Some might say that LLMs are lazy. Others might say that they’re computationally efficient. But either way, by doing all this, you’re doing the AI’s homework. You’re making its job easier.
No need to perform five extra ‘fan-out’ searches to verify your license, your experience, and your warranty. It got it all in one go.
It can read your summaries, verify all its criteria in a single pass, and confidently generate the answer. You didn't just give it the best answer; you gave it the easiest one.
You’re not gaming the math, if anything, you’re gaming the LLM. But importantly, you’re gaming it with the truth.
Is this the whole story?
Of course it’s not the whole story.
Was on-page SEO the whole story to ranking?
Do you want to be mentioned where your competitors are mentioned? Yes you do. Do you want to be cited in reviews and high quality third-party “best X for Y listicles”. Of course. Do you need to cover the mid to long-tail with separate pages? Naturally.
If there are a load of bad reviews about your product or service on the internet are you going to be cited? Probably not.
If you’re a well known brand that appears over and over in training data do you have an advantage? 100%.
Do you need to add keywords to your URLs? Dude… come on…
Did the same apply in October 2022?
Yes it did.
And back on site…
Do you want to make sure facts, credentials etc are consistent across your website? Yes. Guess what, you can do that with QueryBurst.
Do you want to make sure marketing claims have sufficient supporting evidence. Yes. Let the record state that you can do that with QueryBurst.
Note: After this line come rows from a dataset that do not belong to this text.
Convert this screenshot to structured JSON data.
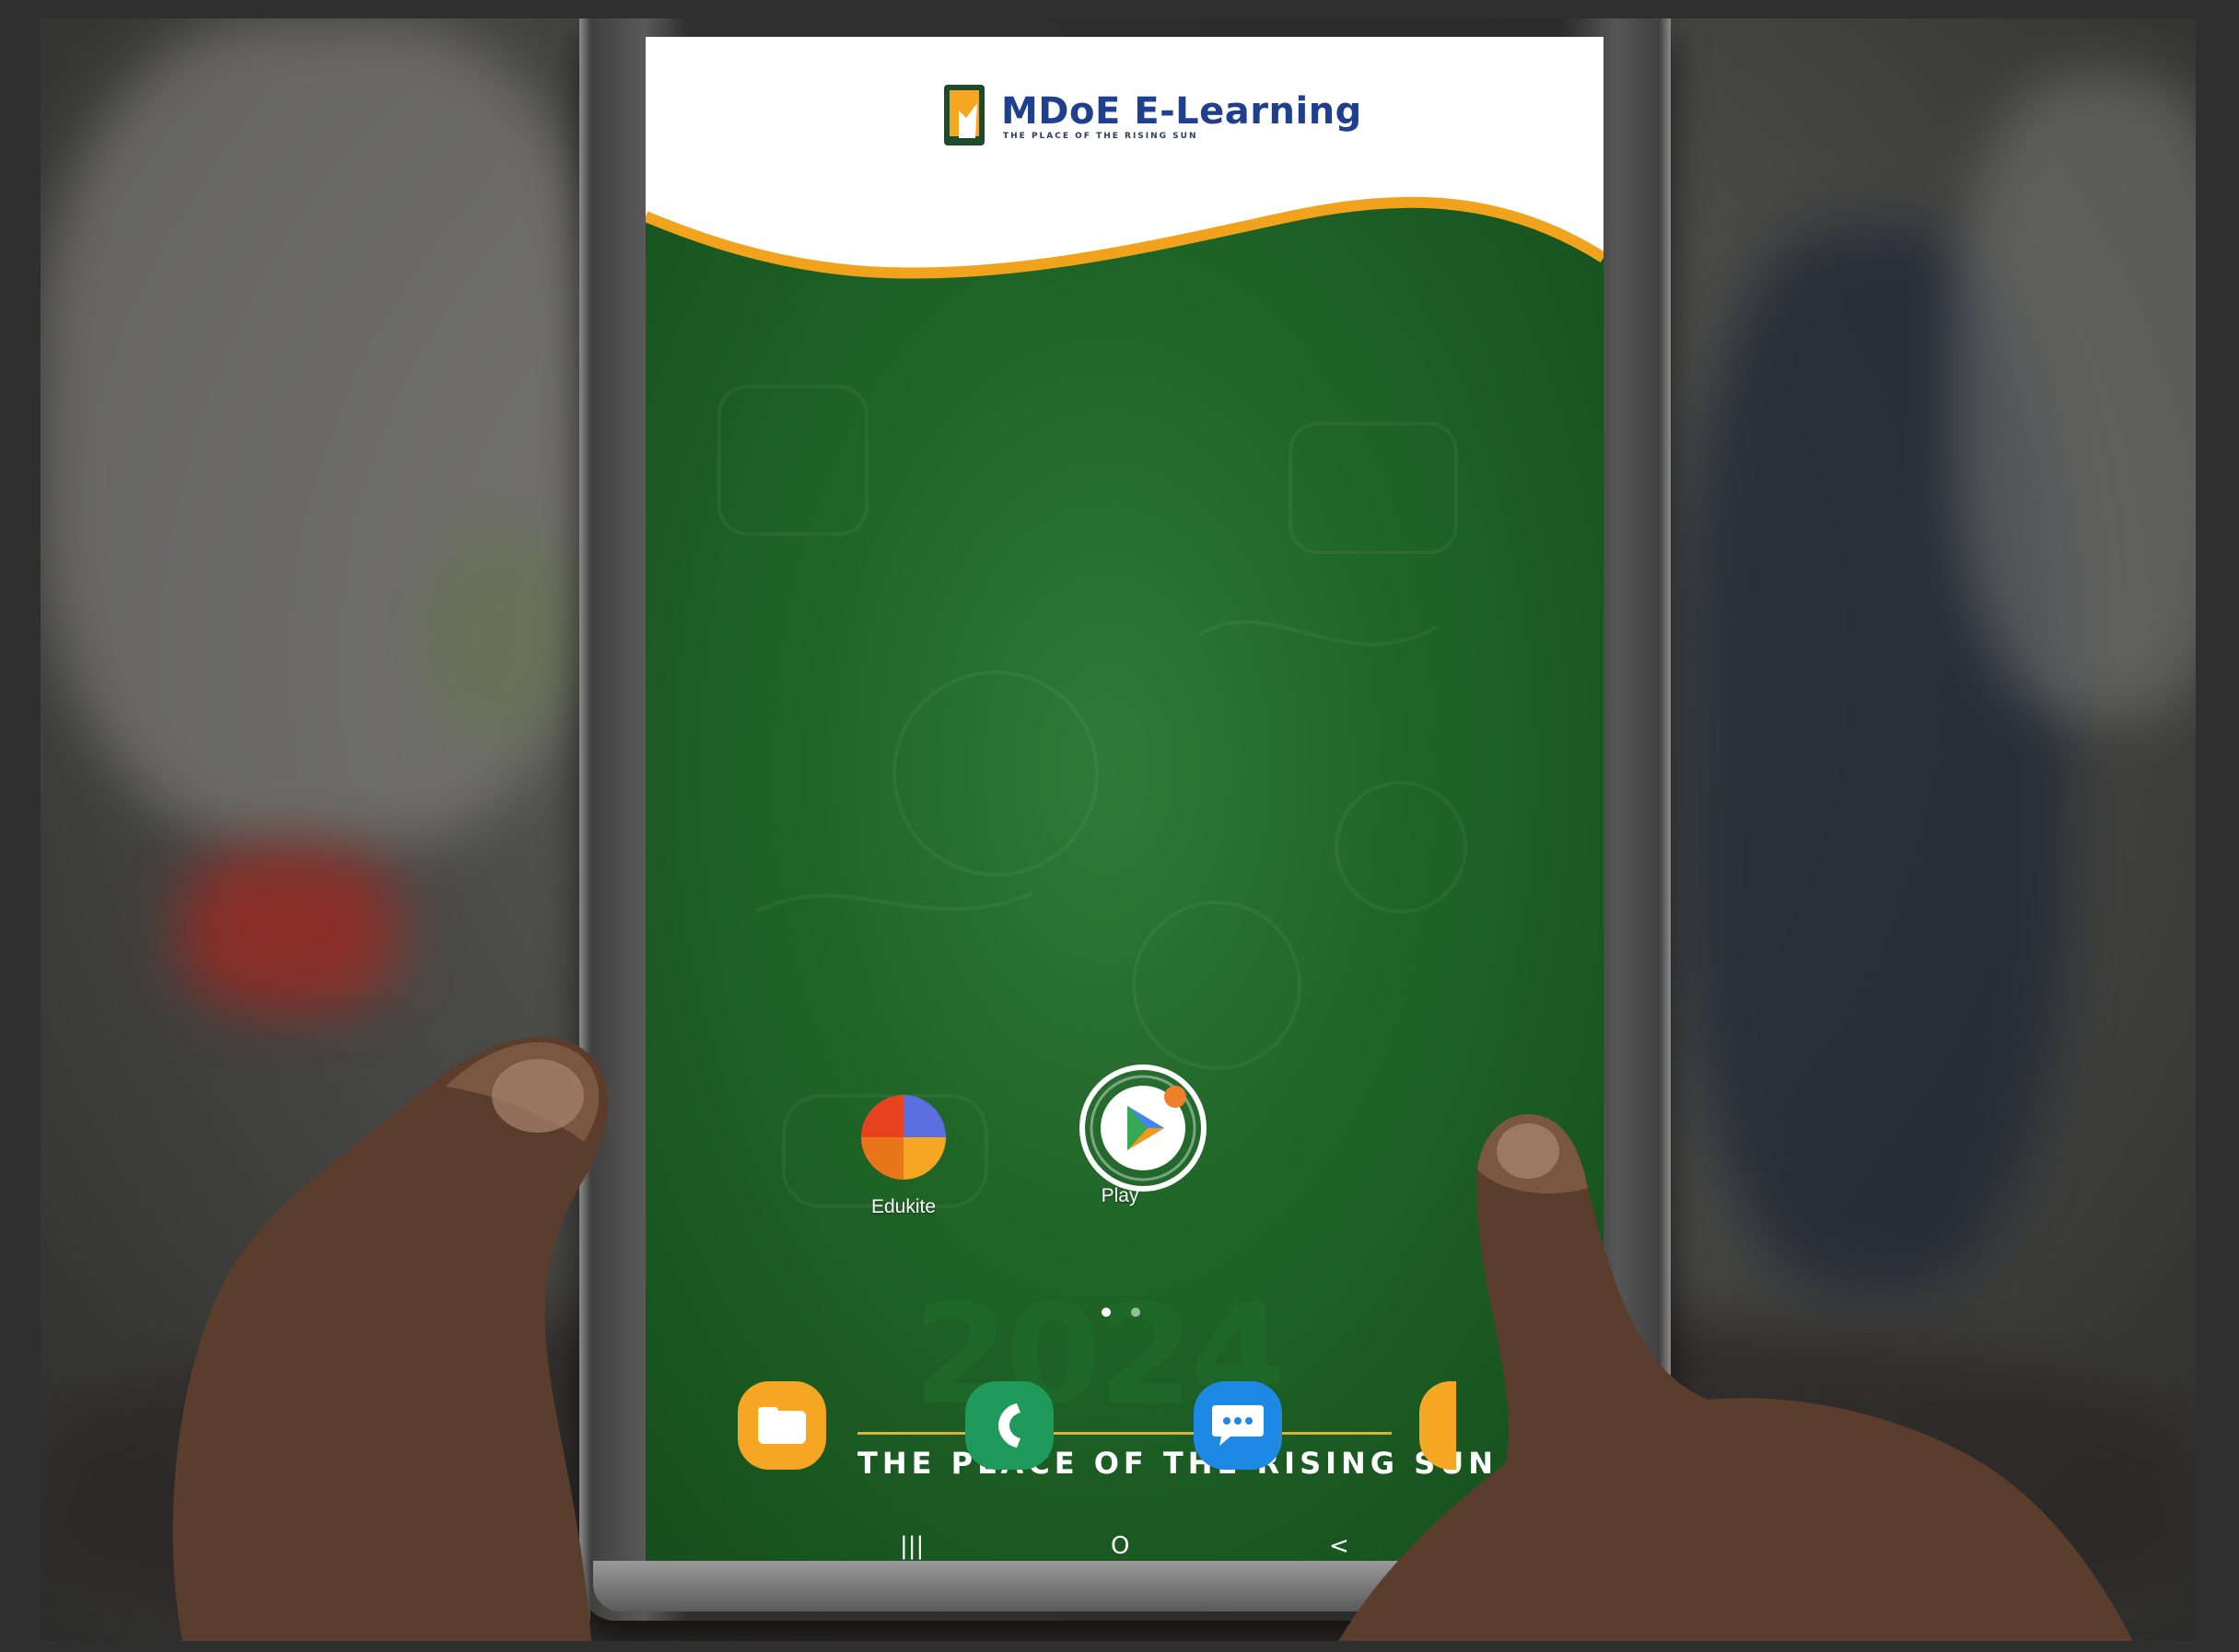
{
  "header": {
    "app_name": "MDoE E-Learning",
    "tagline": "THE PLACE OF THE RISING SUN"
  },
  "home_screen": {
    "apps": [
      {
        "label": "Edukite",
        "icon": "edukite-icon"
      },
      {
        "label": "Play",
        "icon": "play-store-icon"
      }
    ],
    "page_indicator": {
      "current": 1,
      "total": 2
    },
    "wallpaper": {
      "year": "2024",
      "slogan": "THE PLACE OF THE RISING SUN"
    },
    "dock": [
      {
        "icon": "folder-icon"
      },
      {
        "icon": "phone-icon"
      },
      {
        "icon": "messages-icon"
      }
    ]
  },
  "navigation": {
    "recent": "|||",
    "home": "O",
    "back": "<"
  },
  "colors": {
    "screen_green": "#1f6427",
    "accent_orange": "#f5a623",
    "brand_blue": "#1f3f8f"
  }
}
Do you need to check the cosine similarity and lexical score of every paragraph, heading section, and sentence on your site? Do you need to compare entities on your page against a competitor?
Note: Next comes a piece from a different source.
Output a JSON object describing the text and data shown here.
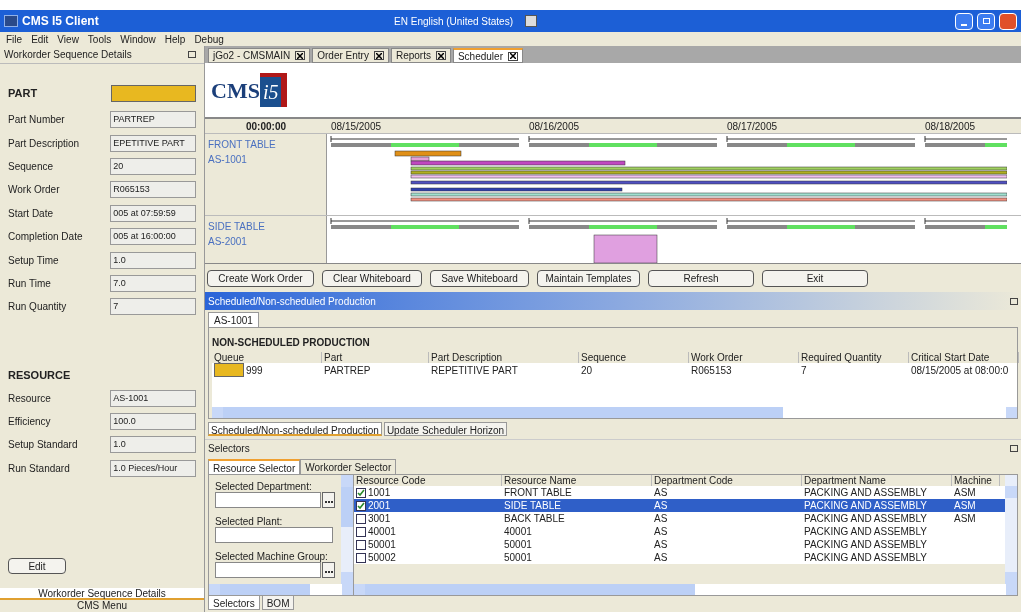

As I’ve just explained, probably not. But if you really, really want to, QueryBurst has a full set of tools for doing just that.
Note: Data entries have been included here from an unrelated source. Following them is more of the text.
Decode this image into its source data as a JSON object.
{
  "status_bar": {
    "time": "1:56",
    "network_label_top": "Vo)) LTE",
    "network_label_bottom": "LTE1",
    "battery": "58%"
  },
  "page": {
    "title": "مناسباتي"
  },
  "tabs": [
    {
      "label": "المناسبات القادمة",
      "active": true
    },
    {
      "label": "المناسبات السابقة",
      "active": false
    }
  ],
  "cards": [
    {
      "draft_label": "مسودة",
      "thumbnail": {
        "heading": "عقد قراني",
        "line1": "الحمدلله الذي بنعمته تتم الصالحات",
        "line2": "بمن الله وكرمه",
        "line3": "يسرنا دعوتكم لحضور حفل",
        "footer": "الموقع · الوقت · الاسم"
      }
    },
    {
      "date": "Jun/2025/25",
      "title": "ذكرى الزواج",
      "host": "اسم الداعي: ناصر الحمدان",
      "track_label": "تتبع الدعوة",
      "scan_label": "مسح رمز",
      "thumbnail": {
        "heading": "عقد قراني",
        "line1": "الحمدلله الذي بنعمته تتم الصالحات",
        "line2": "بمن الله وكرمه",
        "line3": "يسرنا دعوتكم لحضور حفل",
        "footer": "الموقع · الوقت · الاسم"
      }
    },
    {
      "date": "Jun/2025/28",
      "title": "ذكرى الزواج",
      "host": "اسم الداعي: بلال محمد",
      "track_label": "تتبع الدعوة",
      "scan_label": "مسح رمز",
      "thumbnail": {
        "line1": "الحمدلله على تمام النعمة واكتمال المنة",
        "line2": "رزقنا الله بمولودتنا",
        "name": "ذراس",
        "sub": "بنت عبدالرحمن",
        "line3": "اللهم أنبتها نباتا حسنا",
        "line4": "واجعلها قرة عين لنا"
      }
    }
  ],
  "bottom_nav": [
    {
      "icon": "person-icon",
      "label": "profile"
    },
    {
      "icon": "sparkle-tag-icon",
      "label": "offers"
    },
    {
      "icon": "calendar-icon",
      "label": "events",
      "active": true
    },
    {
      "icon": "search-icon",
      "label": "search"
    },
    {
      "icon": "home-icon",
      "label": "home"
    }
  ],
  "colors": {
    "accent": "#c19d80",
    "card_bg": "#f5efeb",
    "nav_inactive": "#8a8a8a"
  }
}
Some new tools for "chunk" testing, semantic/BM25/hybrid scoring + entity extraction.
— David McSweeney (@top5seo) February 4, 2026
Do you need to bother with this stuff?
Most of the time... probably not.
More on that soon. pic.twitter.com/iIrY9OzmKt
And finally, do you need to rank in search for any of this to work?
Yes my friend, you do.
It's why all this continues to be part of SEO. And it's why us experienced SEOs (I've been in the trenches for almost three decades now) are in the best position to advise on how to navigate these new search surfaces (which is what "AI" is ultimately).
So think very carefully before filling your website with bulk generated, low effort, AI slop. There are indications that it’s already starting to get filtered out, and downstream, that of course means a decline in AI visibility.
I started by talking about how we figured things out by observing Google. I’ll finish by saying that Google has always combated spam by staring right back at us.
And reiterate once again, that LLMs are pattern matchers. So match the patterns.